Bewonderenswaardig hoe Mira Feticu met de hedendaagse pijnpunten omgaat in 'Gewone Hollandse jongens'
In dit artikel:
De novelle Gewone Hollandse jongens van Mira Feticu volgt de verstrooide, hartstochtelijke monoloog van een Oost-Europese weduwe die in Nederland is gebleven uit liefde. Ze is te oud voor kinderen maar te jong om weduwe te zijn; haar rouw verandert in een obsessieve begeerte voor Benjamin, het veel jongere, onderkoelde broertje van haar overleden man. Benjamin is een puppyachtige twintiger met kleine gewoonten — chips eten, verlangen naar een extra plakje Viennetta — die de verteller erotiseert juist omdat ze zo alledaags en “Hollands” zijn.
Feticu laat zien hoe gewone, burgerlijke details (tandenpoetsen, stofzuigen, een blauwe Albert Heijn-tas) bij haar protagonist lust en ontroering oproepen. De verteller fantaseert al over Benjamin sinds hij vijftien was; haar scènes variëren van koortsige verleiding tot overdreven, soms dwangmatige handelingen in publiek.

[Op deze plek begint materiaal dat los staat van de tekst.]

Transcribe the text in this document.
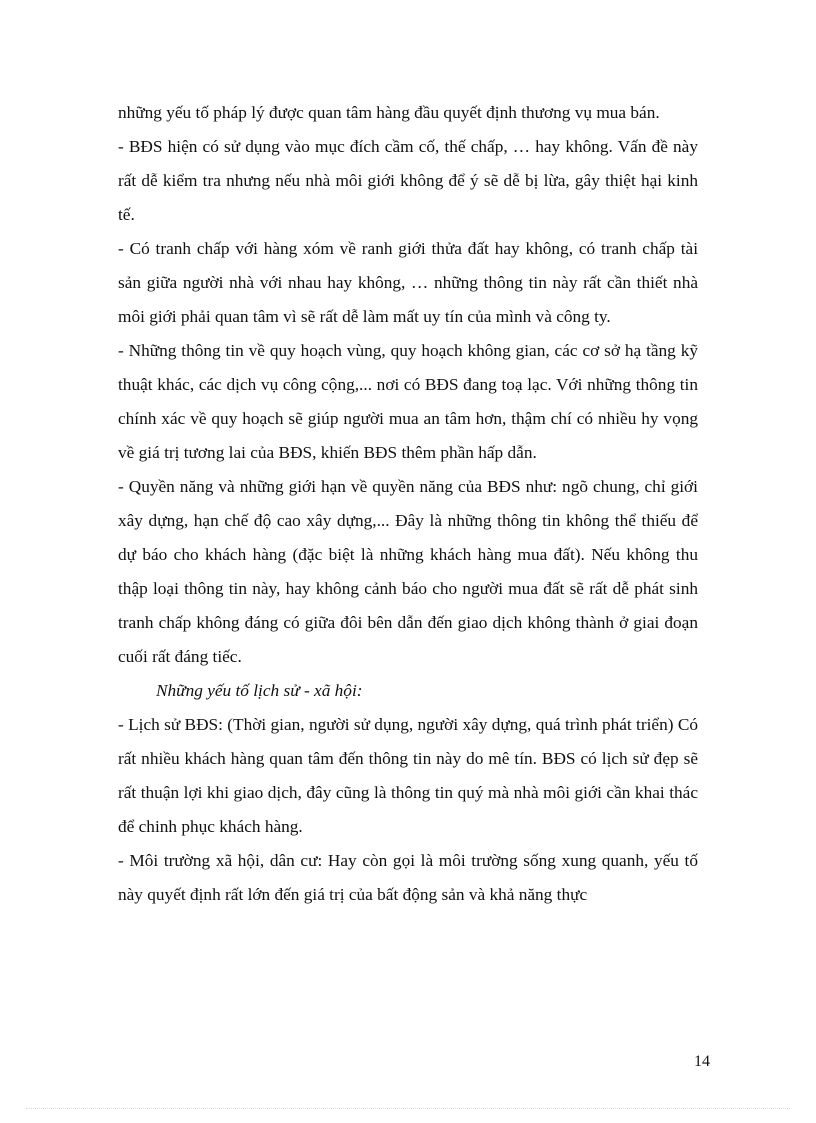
những yếu tố pháp lý được quan tâm hàng đầu quyết định thương vụ mua bán.

- BĐS hiện có sử dụng vào mục đích cầm cố, thế chấp, … hay không. Vấn đề này rất dễ kiểm tra nhưng nếu nhà môi giới không để ý sẽ dễ bị lừa, gây thiệt hại kinh tế.

- Có tranh chấp với hàng xóm về ranh giới thửa đất hay không, có tranh chấp tài sản giữa người nhà với nhau hay không, … những thông tin này rất cần thiết nhà môi giới phải quan tâm vì sẽ rất dễ làm mất uy tín của mình và công ty.

- Những thông tin về quy hoạch vùng, quy hoạch không gian, các cơ sở hạ tầng kỹ thuật khác, các dịch vụ công cộng,... nơi có BĐS đang toạ lạc. Với những thông tin chính xác về quy hoạch sẽ giúp người mua an tâm hơn, thậm chí có nhiều hy vọng về giá trị tương lai của BĐS, khiến BĐS thêm phần hấp dẫn.

- Quyền năng và những giới hạn về quyền năng của BĐS như: ngõ chung, chỉ giới xây dựng, hạn chế độ cao xây dựng,... Đây là những thông tin không thể thiếu để dự báo cho khách hàng (đặc biệt là những khách hàng mua đất). Nếu không thu thập loại thông tin này, hay không cảnh báo cho người mua đất sẽ rất dễ phát sinh tranh chấp không đáng có giữa đôi bên dẫn đến giao dịch không thành ở giai đoạn cuối rất đáng tiếc.

Những yếu tố lịch sử - xã hội:

- Lịch sử BĐS: (Thời gian, người sử dụng, người xây dựng, quá trình phát triển) Có rất nhiều khách hàng quan tâm đến thông tin này do mê tín. BĐS có lịch sử đẹp sẽ rất thuận lợi khi giao dịch, đây cũng là thông tin quý mà nhà môi giới cần khai thác để chinh phục khách hàng.

- Môi trường xã hội, dân cư: Hay còn gọi là môi trường sống xung quanh, yếu tố này quyết định rất lớn đến giá trị của bất động sản và khả năng thực

14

Die handelingen schuren tegen taboes aan — incestfantasieën, grensoverschrijdend gedrag — maar de roman nodigt toch uit tot mededogen: de pijn van rouw en het feit dat het een vrouw is, verzachten de veroordeling van haar daden.
Thematisch speelt Feticu met macht, identiteit en exotisering: de blik van de weduwe op Nederlandse lichamen kantelt bekende machtsverhoudingen en wordt in de tekst zelfs gespiegeld aan ideeën over Orientalistische fetisjering. Ook de sociaal-culturele positie van de weduwe wordt scherp belicht; haar schoonfamilie weigert met haar te rouwen en ziet haar als een buitenstaander.
Stijlistisch is het een heetbloedig, soms flamboyant en slordig geschreven boekje — poëtisch op sommige momenten, ruw op anderen — dat rouw niet als kalme afwezigheid neerzet maar als een levendige, bijna nieuwgeboren, explosieve energie. Het is daarmee een ongebruikelijk en provocerend rouwboek dat bestaande gevoeligheden en dogma’s uitdraagt en bevraagt.